またバルブを全開にした後は、半回転だけ時計回りに戻します。全開にして、バルブが止まった状態にしておくと、パッと触った時に開いているのか、閉まっているのか分からないのを防ぐためです。
器材チェック
タンクバルブを開いた後は、まず残圧計をチェックしてください。180~200気圧入っていれば大丈夫です。それ以下の場合は、スタッフに交換してもらいましょう。
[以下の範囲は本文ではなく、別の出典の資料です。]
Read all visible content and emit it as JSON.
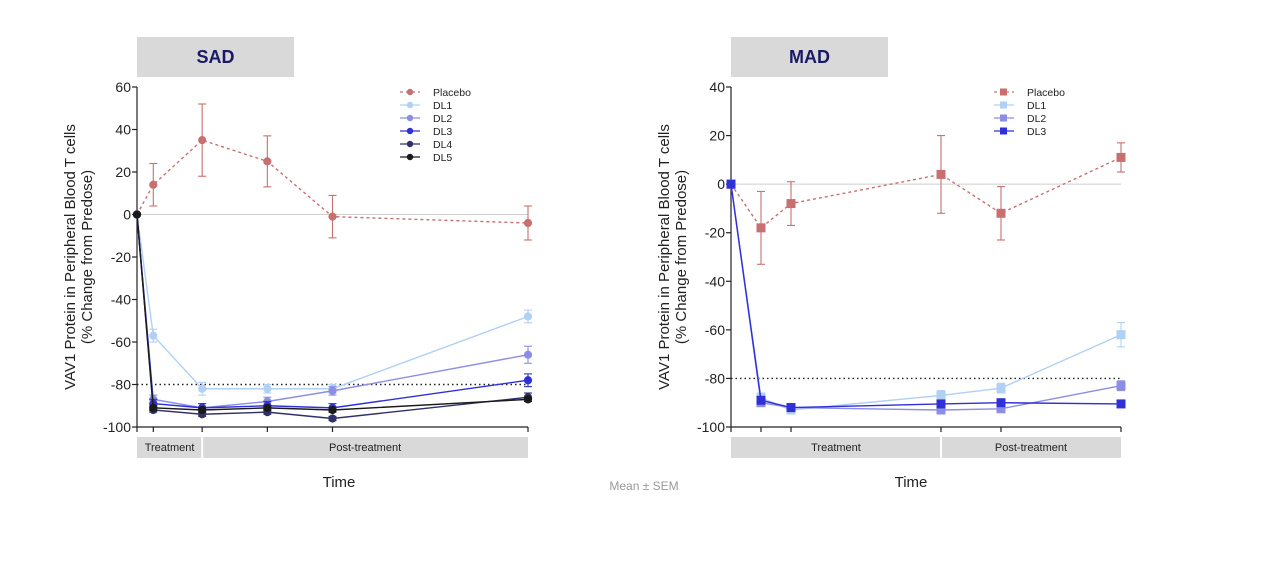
{
  "footnote": "Mean ± SEM",
  "chart_data": [
    {
      "type": "line",
      "title": "SAD",
      "ylabel_line1": "VAV1 Protein in Peripheral Blood T cells",
      "ylabel_line2": "(% Change from Predose)",
      "xlabel": "Time",
      "ylim": [
        -100,
        60
      ],
      "yticks": [
        "60",
        "40",
        "20",
        "0",
        "-20",
        "-40",
        "-60",
        "-80",
        "-100"
      ],
      "reference_line": -80,
      "x": [
        0,
        1,
        4,
        8,
        12,
        24
      ],
      "phases": [
        {
          "label": "Treatment",
          "from": 0,
          "to": 4
        },
        {
          "label": "Post-treatment",
          "from": 4,
          "to": 24
        }
      ],
      "legend_position": "top-right",
      "series": [
        {
          "name": "Placebo",
          "color": "#c87070",
          "style": "dashed",
          "marker": "circle",
          "x": [
            0,
            1,
            4,
            8,
            12,
            24
          ],
          "values": [
            0,
            14,
            35,
            25,
            -1,
            -4
          ],
          "err": [
            0,
            10,
            17,
            12,
            10,
            8
          ]
        },
        {
          "name": "DL1",
          "color": "#b0d0f4",
          "style": "solid",
          "marker": "circle",
          "x": [
            0,
            1,
            4,
            8,
            12,
            24
          ],
          "values": [
            0,
            -57,
            -82,
            -82,
            -82,
            -48
          ],
          "err": [
            0,
            3,
            3,
            2,
            2,
            3
          ]
        },
        {
          "name": "DL2",
          "color": "#8c8ee4",
          "style": "solid",
          "marker": "circle",
          "x": [
            0,
            1,
            4,
            8,
            12,
            24
          ],
          "values": [
            0,
            -87,
            -91,
            -88,
            -83,
            -66
          ],
          "err": [
            0,
            2,
            2,
            2,
            2,
            4
          ]
        },
        {
          "name": "DL3",
          "color": "#3030d8",
          "style": "solid",
          "marker": "circle",
          "x": [
            0,
            1,
            4,
            8,
            12,
            24
          ],
          "values": [
            0,
            -89,
            -91,
            -90,
            -91,
            -78
          ],
          "err": [
            0,
            2,
            2,
            2,
            2,
            3
          ]
        },
        {
          "name": "DL4",
          "color": "#30306a",
          "style": "solid",
          "marker": "circle",
          "x": [
            0,
            1,
            4,
            8,
            12,
            24
          ],
          "values": [
            0,
            -92,
            -94,
            -93,
            -96,
            -86
          ],
          "err": [
            0,
            1,
            1,
            1,
            1,
            2
          ]
        },
        {
          "name": "DL5",
          "color": "#1a1a1a",
          "style": "solid",
          "marker": "circle",
          "x": [
            0,
            1,
            4,
            8,
            12,
            24
          ],
          "values": [
            0,
            -91,
            -92,
            -91,
            -92,
            -87
          ],
          "err": [
            0,
            1,
            1,
            1,
            1,
            1
          ]
        }
      ]
    },
    {
      "type": "line",
      "title": "MAD",
      "ylabel_line1": "VAV1 Protein in Peripheral Blood T cells",
      "ylabel_line2": "(% Change from Predose)",
      "xlabel": "Time",
      "ylim": [
        -100,
        40
      ],
      "yticks": [
        "40",
        "20",
        "0",
        "-20",
        "-40",
        "-60",
        "-80",
        "-100"
      ],
      "reference_line": -80,
      "x": [
        0,
        2,
        4,
        14,
        18,
        26
      ],
      "phases": [
        {
          "label": "Treatment",
          "from": 0,
          "to": 14
        },
        {
          "label": "Post-treatment",
          "from": 14,
          "to": 26
        }
      ],
      "legend_position": "top-right",
      "series": [
        {
          "name": "Placebo",
          "color": "#c87070",
          "style": "dashed",
          "marker": "square",
          "x": [
            0,
            2,
            4,
            14,
            18,
            26
          ],
          "values": [
            0,
            -18,
            -8,
            4,
            -12,
            11
          ],
          "err": [
            0,
            15,
            9,
            16,
            11,
            6
          ]
        },
        {
          "name": "DL1",
          "color": "#b0d0f4",
          "style": "solid",
          "marker": "square",
          "x": [
            0,
            2,
            4,
            14,
            18,
            26
          ],
          "values": [
            0,
            -88,
            -93,
            -87,
            -84,
            -62
          ],
          "err": [
            0,
            2,
            1,
            2,
            2,
            5
          ]
        },
        {
          "name": "DL2",
          "color": "#8c8ee4",
          "style": "solid",
          "marker": "square",
          "x": [
            0,
            2,
            4,
            14,
            18,
            26
          ],
          "values": [
            0,
            -90,
            -92,
            -93,
            -92.5,
            -83
          ],
          "err": [
            0,
            1,
            1,
            1,
            1,
            2
          ]
        },
        {
          "name": "DL3",
          "color": "#3030d8",
          "style": "solid",
          "marker": "square",
          "x": [
            0,
            2,
            4,
            14,
            18,
            26
          ],
          "values": [
            0,
            -89,
            -92,
            -90.5,
            -90,
            -90.5
          ],
          "err": [
            0,
            1,
            1,
            1,
            1,
            1
          ]
        }
      ]
    }
  ]
}
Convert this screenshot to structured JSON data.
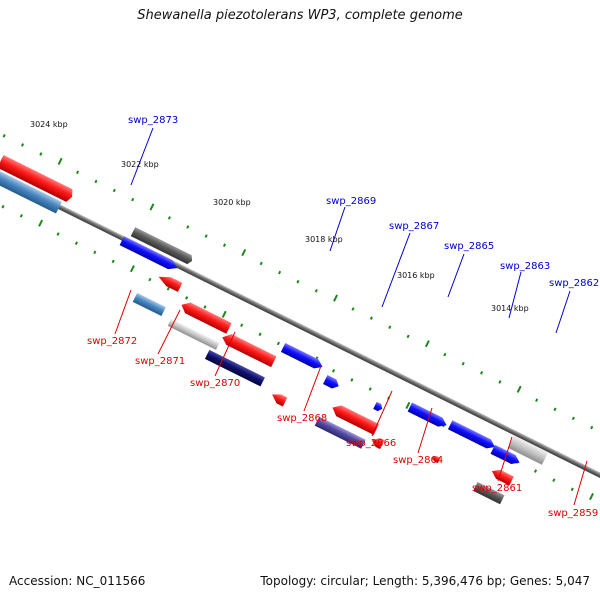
{
  "title": "Shewanella piezotolerans WP3, complete genome",
  "footer": {
    "accession": "Accession: NC_011566",
    "summary": "Topology: circular; Length: 5,396,476 bp; Genes: 5,047"
  },
  "colors": {
    "backbone": "#777777",
    "tick": "#1a8a1a",
    "label_forward": "#0000cc",
    "label_reverse": "#dd0000",
    "kbp_label": "#111111"
  },
  "ruler": [
    {
      "label": "3024 kbp",
      "position_kbp": 3024
    },
    {
      "label": "3022 kbp",
      "position_kbp": 3022
    },
    {
      "label": "3020 kbp",
      "position_kbp": 3020
    },
    {
      "label": "3018 kbp",
      "position_kbp": 3018
    },
    {
      "label": "3016 kbp",
      "position_kbp": 3016
    },
    {
      "label": "3014 kbp",
      "position_kbp": 3014
    }
  ],
  "gene_labels": [
    {
      "name": "swp_2873",
      "strand": "forward"
    },
    {
      "name": "swp_2869",
      "strand": "forward"
    },
    {
      "name": "swp_2867",
      "strand": "forward"
    },
    {
      "name": "swp_2865",
      "strand": "forward"
    },
    {
      "name": "swp_2863",
      "strand": "forward"
    },
    {
      "name": "swp_2862",
      "strand": "forward"
    },
    {
      "name": "swp_2872",
      "strand": "reverse"
    },
    {
      "name": "swp_2871",
      "strand": "reverse"
    },
    {
      "name": "swp_2870",
      "strand": "reverse"
    },
    {
      "name": "swp_2868",
      "strand": "reverse"
    },
    {
      "name": "swp_2866",
      "strand": "reverse"
    },
    {
      "name": "swp_2864",
      "strand": "reverse"
    },
    {
      "name": "swp_2861",
      "strand": "reverse"
    },
    {
      "name": "swp_2859",
      "strand": "reverse"
    }
  ]
}
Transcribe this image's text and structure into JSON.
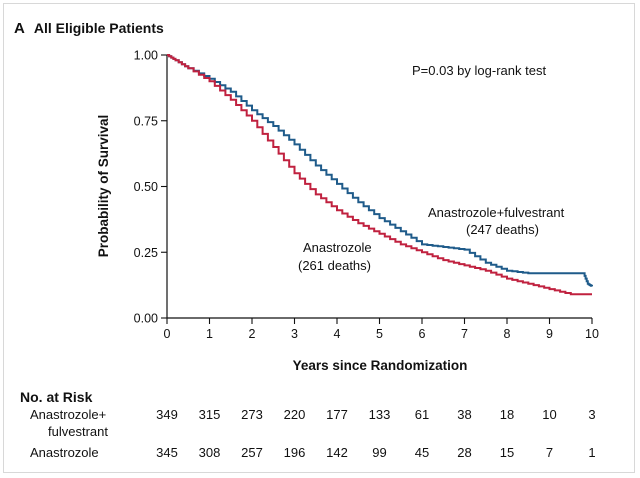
{
  "panel": {
    "letter": "A",
    "title": "All Eligible Patients"
  },
  "chart_data": {
    "type": "line",
    "title": "All Eligible Patients",
    "xlabel": "Years since Randomization",
    "ylabel": "Probability of Survival",
    "xlim": [
      0,
      10
    ],
    "ylim": [
      0,
      1
    ],
    "xticks": [
      "0",
      "1",
      "2",
      "3",
      "4",
      "5",
      "6",
      "7",
      "8",
      "9",
      "10"
    ],
    "yticks": [
      "0.00",
      "0.25",
      "0.50",
      "0.75",
      "1.00"
    ],
    "annotation": "P=0.03 by log-rank test",
    "series": [
      {
        "name": "Anastrozole+fulvestrant",
        "deaths_label": "(247 deaths)",
        "color": "#1f5b8a",
        "x": [
          0,
          0.2,
          0.5,
          1.0,
          1.5,
          2.0,
          2.5,
          3.0,
          3.5,
          4.0,
          4.5,
          5.0,
          5.5,
          6.0,
          6.5,
          7.0,
          7.5,
          8.0,
          8.5,
          9.0,
          9.5,
          9.8,
          9.9,
          10.0
        ],
        "y": [
          1.0,
          0.98,
          0.95,
          0.91,
          0.86,
          0.79,
          0.73,
          0.66,
          0.58,
          0.51,
          0.44,
          0.38,
          0.33,
          0.28,
          0.27,
          0.26,
          0.21,
          0.18,
          0.17,
          0.17,
          0.17,
          0.17,
          0.13,
          0.12
        ]
      },
      {
        "name": "Anastrozole",
        "deaths_label": "(261 deaths)",
        "color": "#c0213f",
        "x": [
          0,
          0.2,
          0.5,
          1.0,
          1.5,
          2.0,
          2.5,
          3.0,
          3.5,
          4.0,
          4.5,
          5.0,
          5.5,
          6.0,
          6.5,
          7.0,
          7.5,
          8.0,
          8.5,
          9.0,
          9.5,
          10.0
        ],
        "y": [
          1.0,
          0.98,
          0.95,
          0.9,
          0.83,
          0.75,
          0.65,
          0.55,
          0.47,
          0.41,
          0.36,
          0.32,
          0.28,
          0.25,
          0.22,
          0.2,
          0.18,
          0.15,
          0.13,
          0.11,
          0.09,
          0.09
        ]
      }
    ]
  },
  "risk_table": {
    "title": "No. at Risk",
    "rows": [
      {
        "label_line1": "Anastrozole+",
        "label_line2": "fulvestrant",
        "values": [
          "349",
          "315",
          "273",
          "220",
          "177",
          "133",
          "61",
          "38",
          "18",
          "10",
          "3"
        ]
      },
      {
        "label_line1": "Anastrozole",
        "label_line2": "",
        "values": [
          "345",
          "308",
          "257",
          "196",
          "142",
          "99",
          "45",
          "28",
          "15",
          "7",
          "1"
        ]
      }
    ]
  }
}
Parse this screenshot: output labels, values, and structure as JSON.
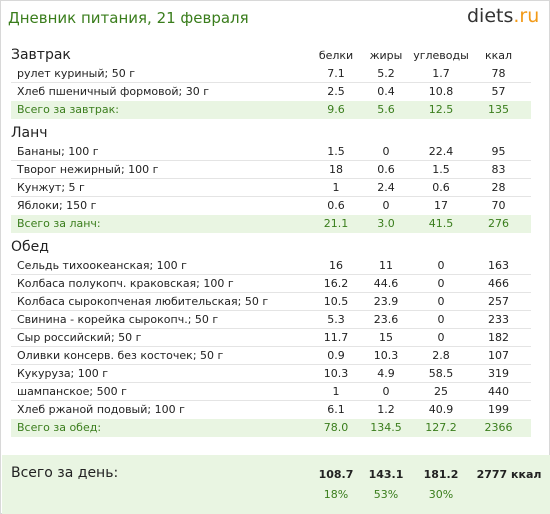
{
  "title": "Дневник питания, 21 февраля",
  "logo": {
    "main": "diets",
    "tld": ".ru"
  },
  "columns": {
    "protein": "белки",
    "fat": "жиры",
    "carbs": "углеводы",
    "kcal": "ккал"
  },
  "breakfast": {
    "title": "Завтрак",
    "items": [
      {
        "name": "рулет куриный; 50 г",
        "protein": "7.1",
        "fat": "5.2",
        "carbs": "1.7",
        "kcal": "78"
      },
      {
        "name": "Хлеб пшеничный формовой; 30 г",
        "protein": "2.5",
        "fat": "0.4",
        "carbs": "10.8",
        "kcal": "57"
      }
    ],
    "total": {
      "label": "Всего за завтрак:",
      "protein": "9.6",
      "fat": "5.6",
      "carbs": "12.5",
      "kcal": "135"
    }
  },
  "lunch": {
    "title": "Ланч",
    "items": [
      {
        "name": "Бананы; 100 г",
        "protein": "1.5",
        "fat": "0",
        "carbs": "22.4",
        "kcal": "95"
      },
      {
        "name": "Творог нежирный; 100 г",
        "protein": "18",
        "fat": "0.6",
        "carbs": "1.5",
        "kcal": "83"
      },
      {
        "name": "Кунжут; 5 г",
        "protein": "1",
        "fat": "2.4",
        "carbs": "0.6",
        "kcal": "28"
      },
      {
        "name": "Яблоки; 150 г",
        "protein": "0.6",
        "fat": "0",
        "carbs": "17",
        "kcal": "70"
      }
    ],
    "total": {
      "label": "Всего за ланч:",
      "protein": "21.1",
      "fat": "3.0",
      "carbs": "41.5",
      "kcal": "276"
    }
  },
  "dinner": {
    "title": "Обед",
    "items": [
      {
        "name": "Сельдь тихоокеанская; 100 г",
        "protein": "16",
        "fat": "11",
        "carbs": "0",
        "kcal": "163"
      },
      {
        "name": "Колбаса полукопч. краковская; 100 г",
        "protein": "16.2",
        "fat": "44.6",
        "carbs": "0",
        "kcal": "466"
      },
      {
        "name": "Колбаса сырокопченая любительская; 50 г",
        "protein": "10.5",
        "fat": "23.9",
        "carbs": "0",
        "kcal": "257"
      },
      {
        "name": "Свинина - корейка сырокопч.; 50 г",
        "protein": "5.3",
        "fat": "23.6",
        "carbs": "0",
        "kcal": "233"
      },
      {
        "name": "Сыр российский; 50 г",
        "protein": "11.7",
        "fat": "15",
        "carbs": "0",
        "kcal": "182"
      },
      {
        "name": "Оливки консерв. без косточек; 50 г",
        "protein": "0.9",
        "fat": "10.3",
        "carbs": "2.8",
        "kcal": "107"
      },
      {
        "name": "Кукуруза; 100 г",
        "protein": "10.3",
        "fat": "4.9",
        "carbs": "58.5",
        "kcal": "319"
      },
      {
        "name": "шампанское; 500 г",
        "protein": "1",
        "fat": "0",
        "carbs": "25",
        "kcal": "440"
      },
      {
        "name": "Хлеб ржаной подовый; 100 г",
        "protein": "6.1",
        "fat": "1.2",
        "carbs": "40.9",
        "kcal": "199"
      }
    ],
    "total": {
      "label": "Всего за обед:",
      "protein": "78.0",
      "fat": "134.5",
      "carbs": "127.2",
      "kcal": "2366"
    }
  },
  "daily": {
    "label": "Всего за день:",
    "protein": "108.7",
    "fat": "143.1",
    "carbs": "181.2",
    "kcal": "2777 ккал",
    "protein_pct": "18%",
    "fat_pct": "53%",
    "carbs_pct": "30%"
  },
  "colors": {
    "accent_green": "#3a7d1c",
    "total_bg": "#e9f5e2",
    "logo_orange": "#f29a17"
  }
}
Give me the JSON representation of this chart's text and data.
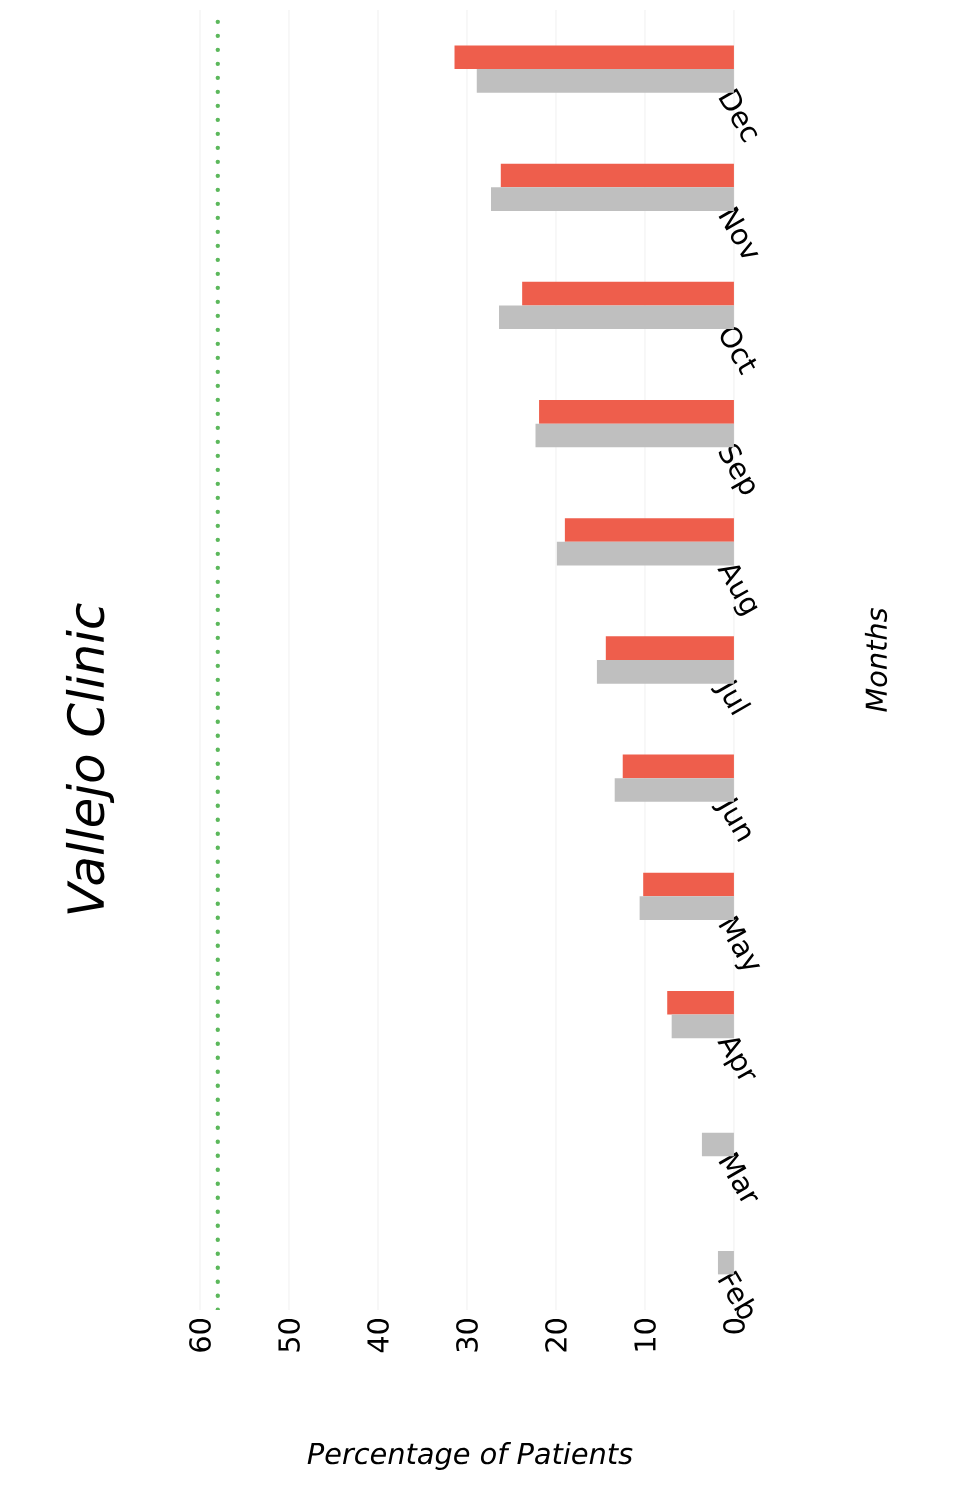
{
  "chart_data": {
    "type": "bar",
    "orientation": "horizontal",
    "title": "Vallejo Clinic",
    "xlabel": "Percentage of Patients",
    "ylabel": "Months",
    "categories": [
      "Dec",
      "Nov",
      "Oct",
      "Sep",
      "Aug",
      "Jul",
      "Jun",
      "May",
      "Apr",
      "Mar",
      "Feb"
    ],
    "series": [
      {
        "color": "#ee5e4c",
        "values": [
          31.4,
          26.2,
          23.8,
          21.9,
          19.0,
          14.4,
          12.5,
          10.2,
          7.5,
          null,
          null
        ]
      },
      {
        "color": "#bfbfbf",
        "values": [
          28.9,
          27.3,
          26.4,
          22.3,
          19.9,
          15.4,
          13.4,
          10.6,
          7.0,
          3.6,
          1.8
        ]
      }
    ],
    "xlim": [
      60,
      0
    ],
    "xticks": [
      60,
      50,
      40,
      30,
      20,
      10,
      0
    ],
    "grid": "x",
    "ref_lines": [
      {
        "axis": "x",
        "value": 58,
        "color": "#5cb85c",
        "line_style": "dotted"
      }
    ]
  }
}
そして呼吸ができるかどうか、BCDが作動するかを確認します。セカンドステージ、オクトパスともに、まずはパージボタンを押して、空気が出るか確認します。問題なければ、軽く咥(くわ)えて呼吸してみましょう。オクトパスは「予備」という認識で、確認を忘れがちですが、いざというときのためにしっかりと確認してください。
最後にBCDの吸排気ができるか、エア漏れしていないかを確認します。それぞれのボタンを押して、作動するか確認したら、BCDへ多めに空気を入れてください。その状態でBCD全体を抱えるように押すと、エア漏れがある場合は「スーッ」と音がするはずです。
すべての確認が終わったらいよいよ潜ります。すぐに潜る場合はそのままでよいですが、しばらく時間が空く場合は、一度タンクバルブを閉めましょう。また、ボートダイビングでは、ポイント到着まで邪魔にならない場所に置くこともあります。セッティング後の器材の取り扱いは、スタッフの指示に従ってください。
自分で器材をセッティングできるようになろう
今回はダイビング器材のセッティング方法を紹介しました。
ダイビング器材のセッティングは、一度行っても、次のダイビングまで間隔が空いてしまうと、忘れてしまいがちです。立て続けに潜って、体で覚えるのが一番ですが、現実的にはなかなか難しいですよね。少しでも忘れないように、この記事を参考にイメージトレーニングをしてみてください。
ダイビング器材のセッティングは、命にも関わることなので非常に大切です。自分でしっかりセッティングできるようになることは大切ですが、分からないまま自己流で行うのは絶対にいけません。分からない場合は、遠慮なくスタッフに確認しましょう。安全第一でダイビングを楽しんでください。